挽歌眨巴着大眼睛,一脸无辜的问着年逸寒。
“啊?姿态?”
年逸寒没料到挽歌突然会问得这般的奇怪。
“茶叶有什么姿态吗?”
年逸寒诧异的脱口而出,他现在哪里想得出什么姿态?
姿式还差不多。等下两人到床、上,哪个姿式才是最好的呢?年逸寒有些邪恶的想到。
“嗯。”挽歌没有再继续问下去,那是只有她和年逸绝两人才懂的话题。
年逸寒怎么可能知道呢?挽歌轻轻叹了一口气,便是轻轻抿了一口杯里的茶。
“这茶,清新淡然,就像这茶叶颜色一样,深沉内敛,低调雅致,却有着自己独特的品质。好茶。”
挽歌硬从自己那仅有的一点点学识里,抽了几句话,来夸奖了这茶叶一般。
说着,挽歌又是品了一口茶水。
她确实不适合这种细腻的品尝。她只知道渴了就喝水。
挽歌实在受不了这种文人的品茶游戏,便是在年逸寒全心的目光下,咕噜咕噜的将杯里的茶水喝了个干净。
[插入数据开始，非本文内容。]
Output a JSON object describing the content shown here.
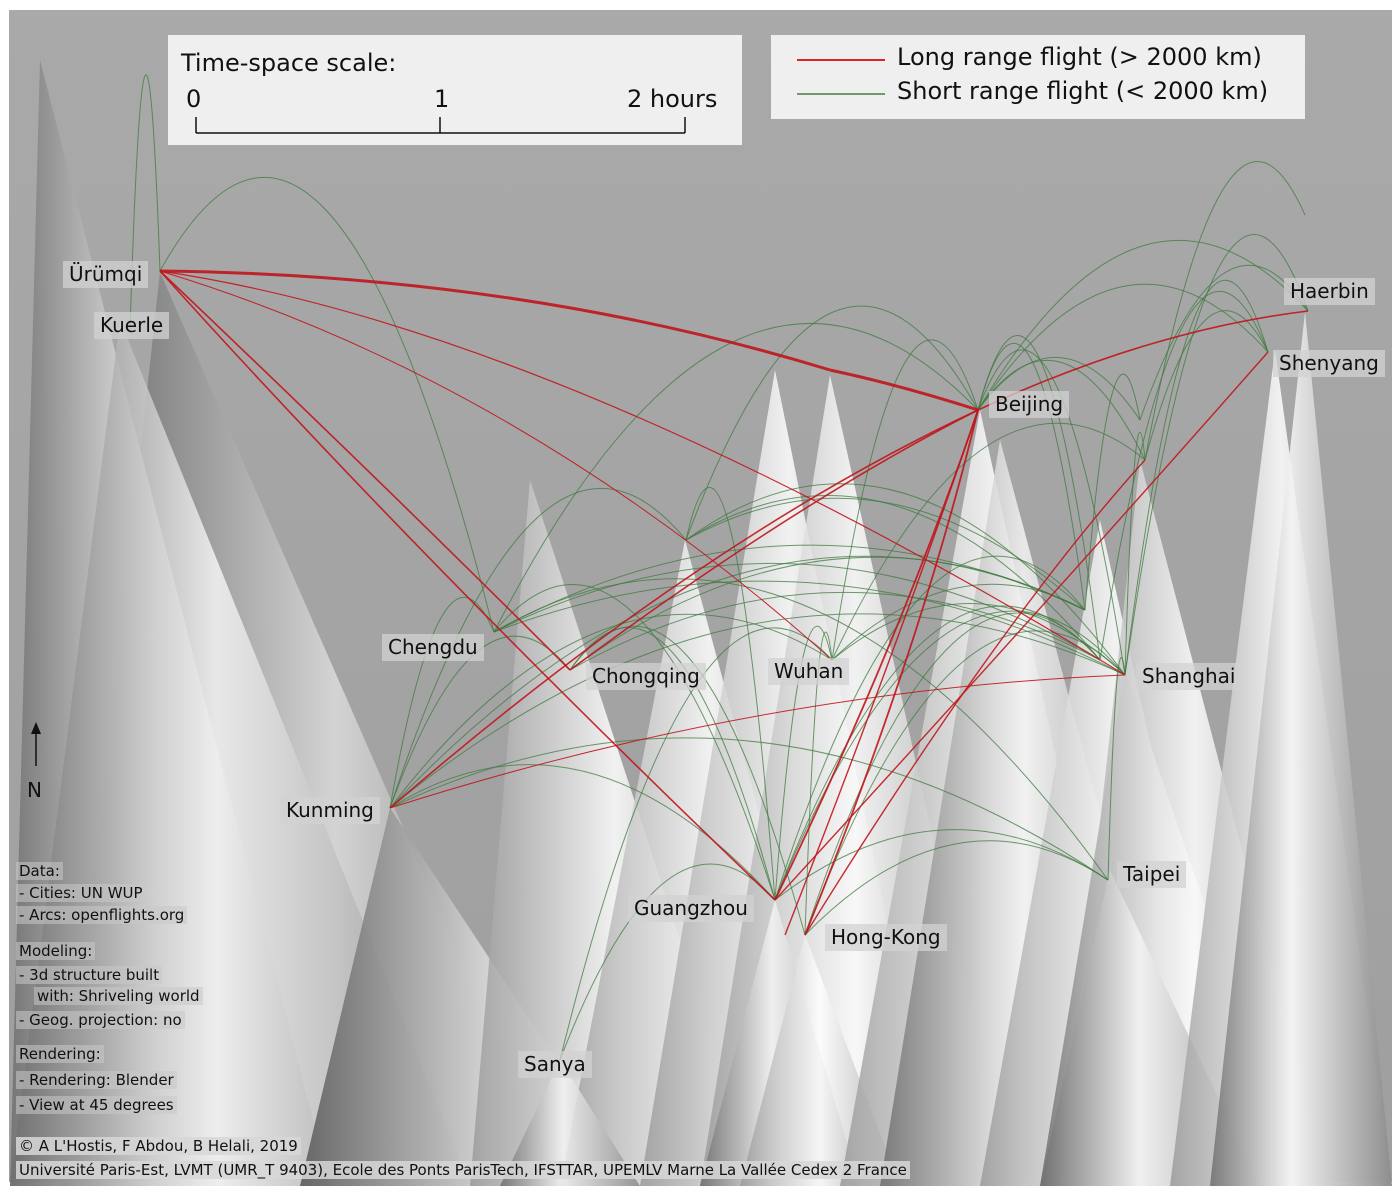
{
  "scale": {
    "title": "Time-space scale:",
    "ticks": [
      "0",
      "1",
      "2 hours"
    ]
  },
  "legend": {
    "items": [
      {
        "label": "Long range flight (> 2000 km)",
        "color": "#d9252a"
      },
      {
        "label": "Short range flight (< 2000 km)",
        "color": "#5a8a5a"
      }
    ]
  },
  "cities": {
    "urumqi": "Ürümqi",
    "kuerle": "Kuerle",
    "haerbin": "Haerbin",
    "shenyang": "Shenyang",
    "beijing": "Beijing",
    "chengdu": "Chengdu",
    "chongqing": "Chongqing",
    "wuhan": "Wuhan",
    "shanghai": "Shanghai",
    "kunming": "Kunming",
    "taipei": "Taipei",
    "guangzhou": "Guangzhou",
    "hongkong": "Hong-Kong",
    "sanya": "Sanya"
  },
  "north_label": "N",
  "notes": {
    "data_title": "Data:",
    "data_cities": "- Cities: UN WUP",
    "data_arcs": "- Arcs: openflights.org",
    "modeling_title": "Modeling:",
    "modeling_3d": "- 3d structure built",
    "modeling_with": "with: Shriveling world",
    "modeling_proj": "- Geog. projection: no",
    "rendering_title": "Rendering:",
    "rendering_blender": "- Rendering: Blender",
    "rendering_view": "- View at 45 degrees"
  },
  "credits": {
    "copyright": "© A L'Hostis, F Abdou, B Helali, 2019",
    "institution": "Université Paris-Est, LVMT (UMR_T 9403), Ecole des Ponts ParisTech, IFSTTAR, UPEMLV Marne La Vallée Cedex 2 France"
  },
  "colors": {
    "background": "#a8a8a8",
    "long_range": "#c0161c",
    "short_range": "#3f7a3f"
  }
}
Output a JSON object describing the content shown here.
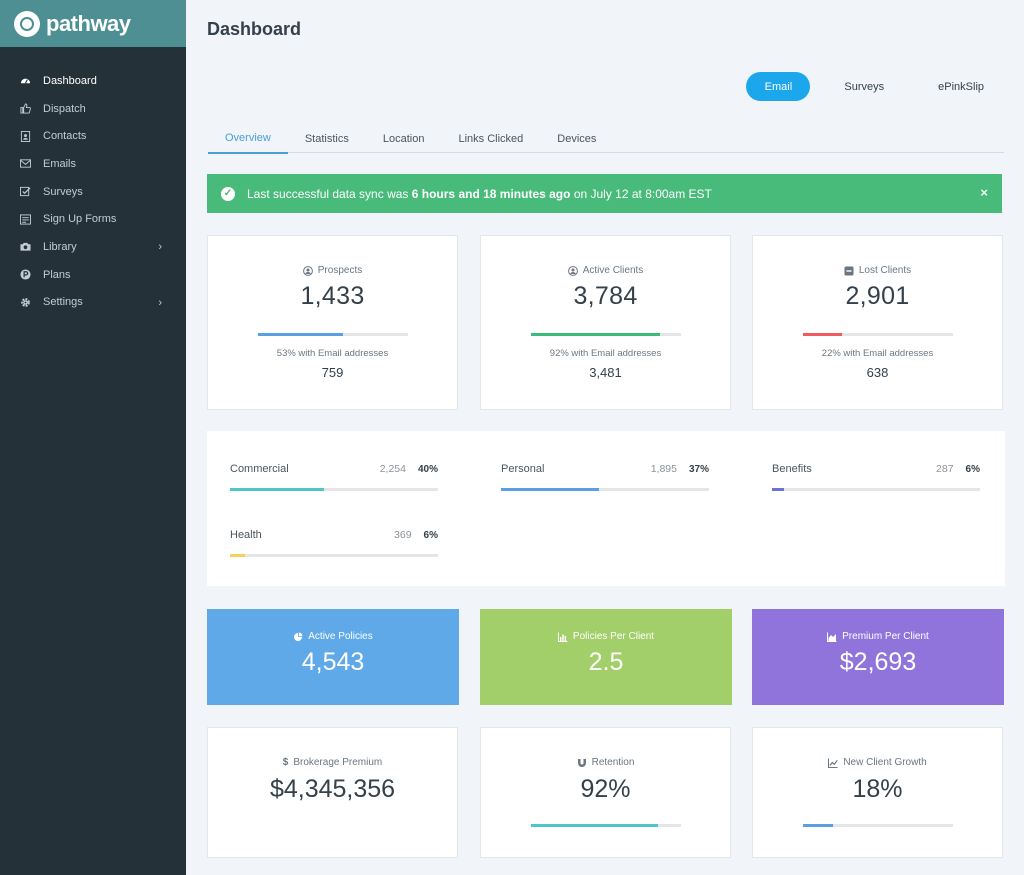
{
  "brand": {
    "name": "pathway"
  },
  "sidebar": {
    "items": [
      {
        "label": "Dashboard",
        "icon": "dashboard-icon"
      },
      {
        "label": "Dispatch",
        "icon": "thumbs-up-icon"
      },
      {
        "label": "Contacts",
        "icon": "contact-card-icon"
      },
      {
        "label": "Emails",
        "icon": "envelope-icon"
      },
      {
        "label": "Surveys",
        "icon": "checkbox-icon"
      },
      {
        "label": "Sign Up Forms",
        "icon": "form-icon"
      },
      {
        "label": "Library",
        "icon": "camera-icon"
      },
      {
        "label": "Plans",
        "icon": "plans-icon"
      },
      {
        "label": "Settings",
        "icon": "gear-icon"
      }
    ],
    "chevron": "›"
  },
  "header": {
    "title": "Dashboard"
  },
  "channel_toggle": {
    "email": "Email",
    "surveys": "Surveys",
    "epinkslip": "ePinkSlip"
  },
  "tabs": [
    "Overview",
    "Statistics",
    "Location",
    "Links Clicked",
    "Devices"
  ],
  "alert": {
    "prefix": "Last successful data sync was",
    "highlight": "6 hours and 18 minutes ago",
    "suffix": "on July 12 at 8:00am EST",
    "close": "×",
    "check": "✓"
  },
  "stats": [
    {
      "label": "Prospects",
      "value": "1,433",
      "sub": "53% with Email addresses",
      "sub_value": "759",
      "fill": 0.57,
      "color": "#5a9ee4"
    },
    {
      "label": "Active Clients",
      "value": "3,784",
      "sub": "92% with Email addresses",
      "sub_value": "3,481",
      "fill": 0.86,
      "color": "#3dbb7a"
    },
    {
      "label": "Lost Clients",
      "value": "2,901",
      "sub": "22% with Email addresses",
      "sub_value": "638",
      "fill": 0.26,
      "color": "#ee5b5b"
    }
  ],
  "segments": [
    {
      "name": "Commercial",
      "count": "2,254",
      "pct": "40%",
      "fill": 0.45,
      "color": "#4fc4c9"
    },
    {
      "name": "Personal",
      "count": "1,895",
      "pct": "37%",
      "fill": 0.47,
      "color": "#5a9ee4"
    },
    {
      "name": "Benefits",
      "count": "287",
      "pct": "6%",
      "fill": 0.06,
      "color": "#6a72d8"
    },
    {
      "name": "Health",
      "count": "369",
      "pct": "6%",
      "fill": 0.07,
      "color": "#f4d25a"
    }
  ],
  "color_cards": [
    {
      "label": "Active Policies",
      "value": "4,543",
      "color": "#5fa9e8",
      "icon": "pie-chart-icon"
    },
    {
      "label": "Policies Per Client",
      "value": "2.5",
      "color": "#a3cf6a",
      "icon": "bar-chart-icon"
    },
    {
      "label": "Premium Per Client",
      "value": "$2,693",
      "color": "#9074dc",
      "icon": "area-chart-icon"
    }
  ],
  "bottom_cards": [
    {
      "label": "Brokerage Premium",
      "value": "$4,345,356",
      "icon": "dollar-icon",
      "icon_text": "$"
    },
    {
      "label": "Retention",
      "value": "92%",
      "icon": "magnet-icon",
      "fill": 0.85,
      "color": "#4fc4c9"
    },
    {
      "label": "New Client Growth",
      "value": "18%",
      "icon": "line-chart-icon",
      "fill": 0.2,
      "color": "#5a9ee4"
    }
  ]
}
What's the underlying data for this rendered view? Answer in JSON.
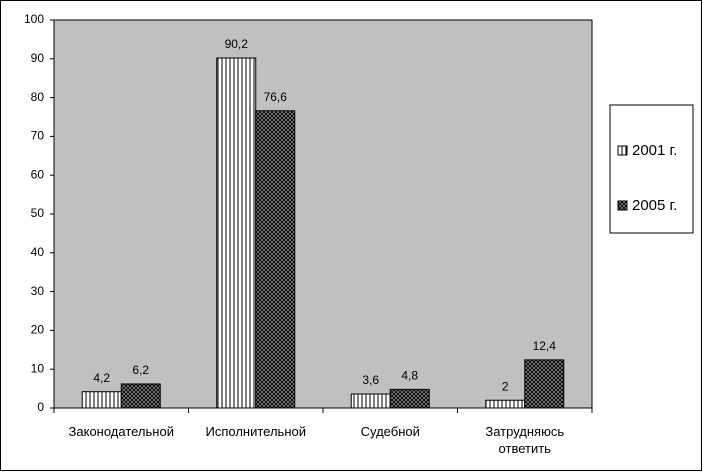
{
  "chart_data": {
    "type": "bar",
    "categories": [
      "Законодательной",
      "Исполнительной",
      "Судебной",
      "Затрудняюсь ответить"
    ],
    "series": [
      {
        "name": "2001 г.",
        "color": "#ffffff",
        "values": [
          4.2,
          90.2,
          3.6,
          2
        ],
        "value_labels": [
          "4,2",
          "90,2",
          "3,6",
          "2"
        ]
      },
      {
        "name": "2005 г.",
        "color": "#808080",
        "values": [
          6.2,
          76.6,
          4.8,
          12.4
        ],
        "value_labels": [
          "6,2",
          "76,6",
          "4,8",
          "12,4"
        ]
      }
    ],
    "ylim": [
      0,
      100
    ],
    "yticks": [
      0,
      10,
      20,
      30,
      40,
      50,
      60,
      70,
      80,
      90,
      100
    ],
    "plot_background": "#c0c0c0",
    "legend": "right"
  }
}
年逸寒看着挽歌将茶水喝了个干净,便是在心底长长的舒了一口气。
年逸寒意味深长的看了挽歌一眼,挽歌正在大大咧咧的用袖子擦拭着嘴角的茶水。
见年逸寒这般的目光,挽歌心里有着些许的不安因素。
挽歌轻轻的甩了甩头,有心里嘀咕道:“我这是怎么了?老是觉得有什么怪怪的?但愿是自己想错了吧!”
“有你这般喝茶的吗?”
年逸寒带着宠溺的笑着看着挽歌,挽歌低头看着空掉的茶杯。
有些奇异的说道:“不过,这茶的味道真的很奇怪呢。有点酸酸的。”
年逸寒脸色变了下,眉心紧皱,继而又恢复了常态。
不可能吧?醉春风是无色无味的,怎么挽歌还能喝出酸味来?
“逸寒,麻烦帮忙去把窗户打开,我怎么觉得好热啊?”挽歌一边用手扇着风,一边恳求着年逸寒。
年逸寒心里窃喜了一下,这药已经发挥效果了吗?
“好的,我这就去。”年逸寒走到窗户面前,却并没有将窗户打开。只是象征性的走到那里过了一下场。
“挽歌,窗户打开了,你现在好点没?”年逸寒回到挽歌身旁,轻轻扶起挽歌,将她扶到床上去。
“怎么还是这么热?”挽歌有些气愤的扯着衣服,她只觉得一股莫名的火,从心脏一路烧到小腹。
年逸寒看着躺在床上轻轻扭动身体的挽歌,因药效的作用而眉心紧急皱着。小巧的鼻尖冒着细小的汗珠。看得出,她此时正在忍受多大的痛楚。
挽歌,对不起,这种方法确实太过于卑鄙。可是只要能得到你,我宁愿被自己痛恨与唾弃。而且你永远也不会知道这醉春风的事情的!
年逸寒看着因药效发作,而一脸桃红的挽歌。挽歌殷红的小嘴轻轻张开着,让人想要冲上去好好怜爱一番。
挺翘的胸膛因呼吸急剧而一上一下的起伏着,年逸寒只觉得一股邪火从小腹一路烧到脑袋处。几乎要控制不住的想要扑上去,将挽歌吃个精光。